I mamy wakacje! Wprawdzie pogoda narazie bardziej jesienna,
niż letnia, jednak wierzę w jej szybką poprawę. Dziękuję za tak wiele miłych komentarzy dotyczących biurka
– każdy wpis mnie cieszył niesamowicie. Gorączkowe dni w pracy na szczęście już
za mną i będę mogła trochę nadrobić wnętrzarsko i scrapowo. Ale najpierw
zabrałam się za porządkowanie ostatnich zdjęć przechowywanych na dysku
komputera. Mam na tym punkcie bzika! Lubię mieć w nich porządek i regularnie je
wywołujemy. Kolejna setka czeka na odbiór, a ja znalazłam kilka zdjęć, które chciałam
tutaj zamieścić tak trochę ku pamięci.
To ujęcia z ostatniego miesiąca, ale mam taki plan, żeby
zrobić na pamiątkę album wakacyjny z myślą o Adce z takimi różnymi nietypowymi
zdjęciami. No to zaczynamy projekt „wakacje w obrazkach” :)
Pomalowany okap ( ten drewniany element ) nie był jeszcze
pokazywany, więc niech ma tutaj swoje „pięć minut”.
Bardzo klimatyczna kawiarenka w Sandomierzu widziana w
przelocie. Muszę tam wrócić w rodzinką i wypić kawę!

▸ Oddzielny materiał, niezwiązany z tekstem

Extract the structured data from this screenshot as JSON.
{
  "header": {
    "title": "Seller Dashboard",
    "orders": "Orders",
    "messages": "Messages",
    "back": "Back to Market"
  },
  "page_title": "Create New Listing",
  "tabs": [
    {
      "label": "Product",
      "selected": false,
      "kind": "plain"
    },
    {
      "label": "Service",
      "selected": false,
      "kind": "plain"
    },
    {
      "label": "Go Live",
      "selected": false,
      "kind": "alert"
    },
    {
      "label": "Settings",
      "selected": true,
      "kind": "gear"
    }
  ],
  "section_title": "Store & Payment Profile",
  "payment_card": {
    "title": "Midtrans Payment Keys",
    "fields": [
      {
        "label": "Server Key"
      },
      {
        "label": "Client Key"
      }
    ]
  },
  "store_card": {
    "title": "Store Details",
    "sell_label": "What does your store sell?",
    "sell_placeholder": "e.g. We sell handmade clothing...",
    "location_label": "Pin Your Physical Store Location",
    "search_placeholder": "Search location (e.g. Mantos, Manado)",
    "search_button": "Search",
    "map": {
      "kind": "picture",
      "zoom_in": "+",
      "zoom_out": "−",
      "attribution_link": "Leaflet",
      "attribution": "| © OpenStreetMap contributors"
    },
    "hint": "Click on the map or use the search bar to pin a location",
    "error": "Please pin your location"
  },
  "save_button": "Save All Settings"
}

Spacer po niezwykle klimatycznym ogrodzie – w tle „domek Hobbita”.
Moja mała odkrywczyni nie mogła przegapić wizyty w środku.

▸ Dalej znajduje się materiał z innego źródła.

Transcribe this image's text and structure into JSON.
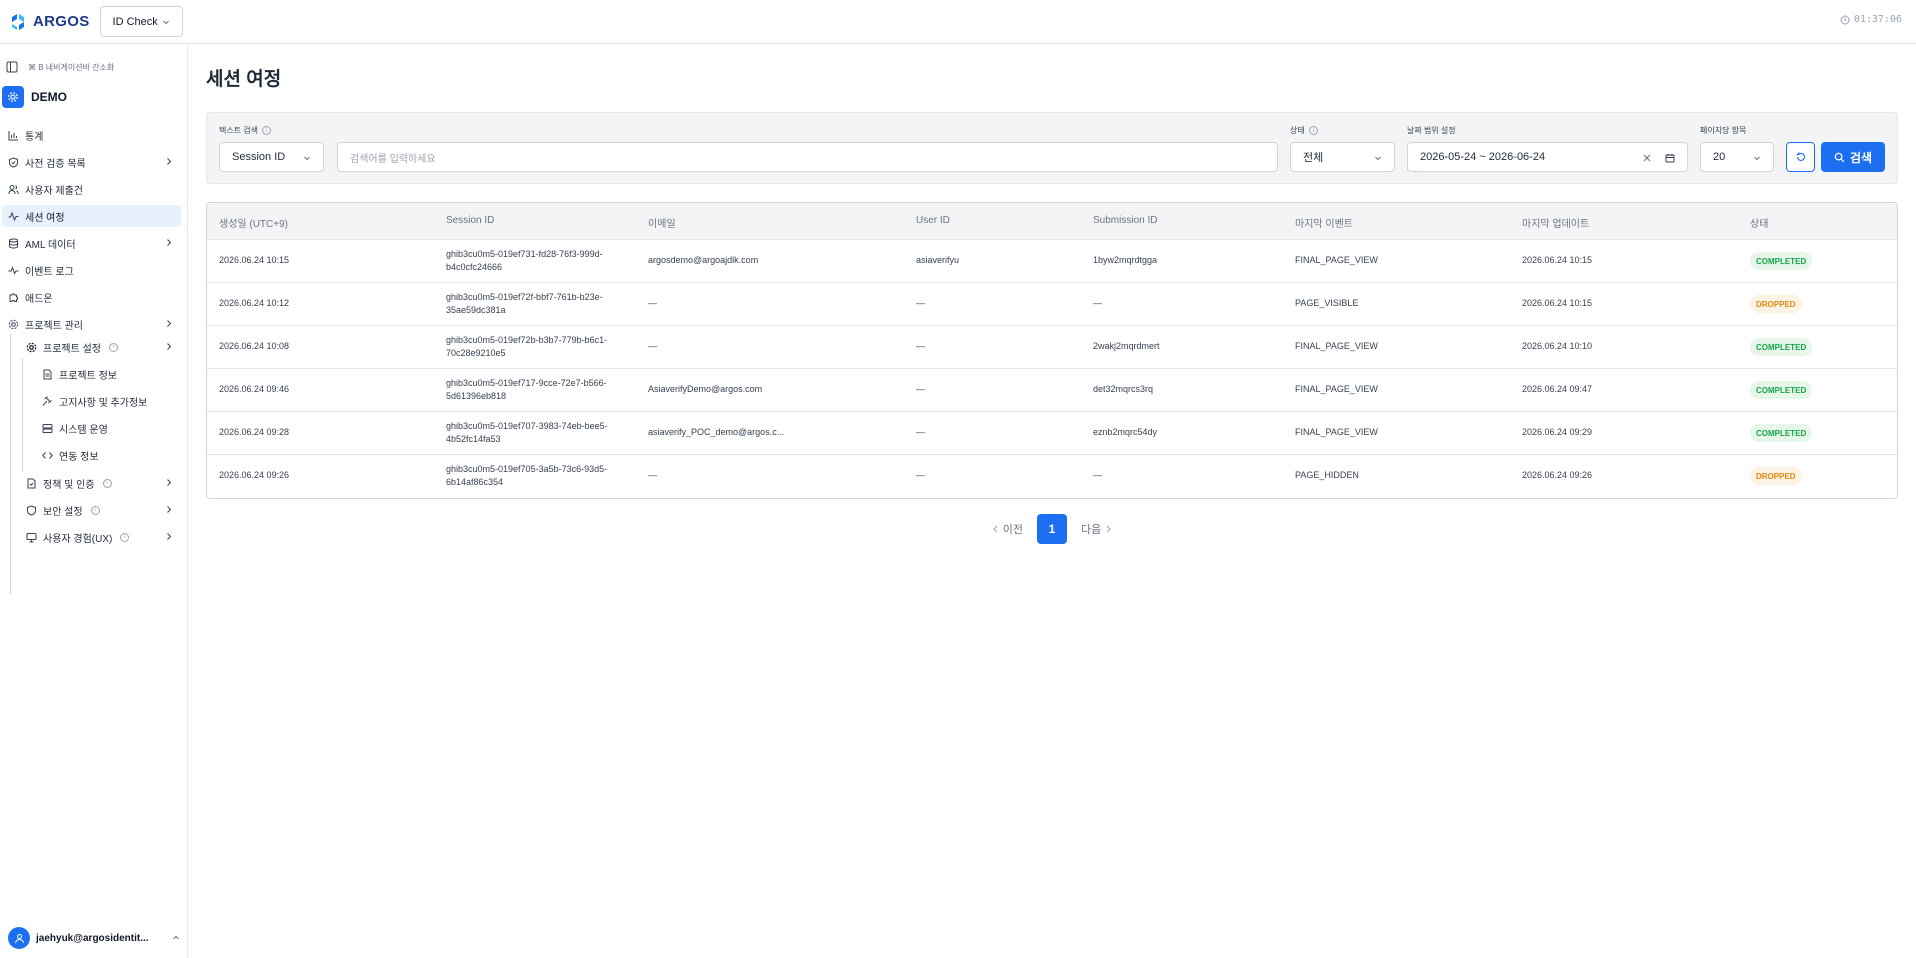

A tu hotel dla owadów – tego nigdy wcześniej nie widziałam.
I moje trampki – niezastąpione podczas spacerów, podbojów
placów zabaw i wszelkich wypraw :)
Z pokazowego ogrodu przywiozłam nie tylko brudne buty, ale i
pięknego storczyka. Spodobała mi się forma, jaką nadano pędowi z kwiatami.
Do zobaczenia w kolejnym wpisie!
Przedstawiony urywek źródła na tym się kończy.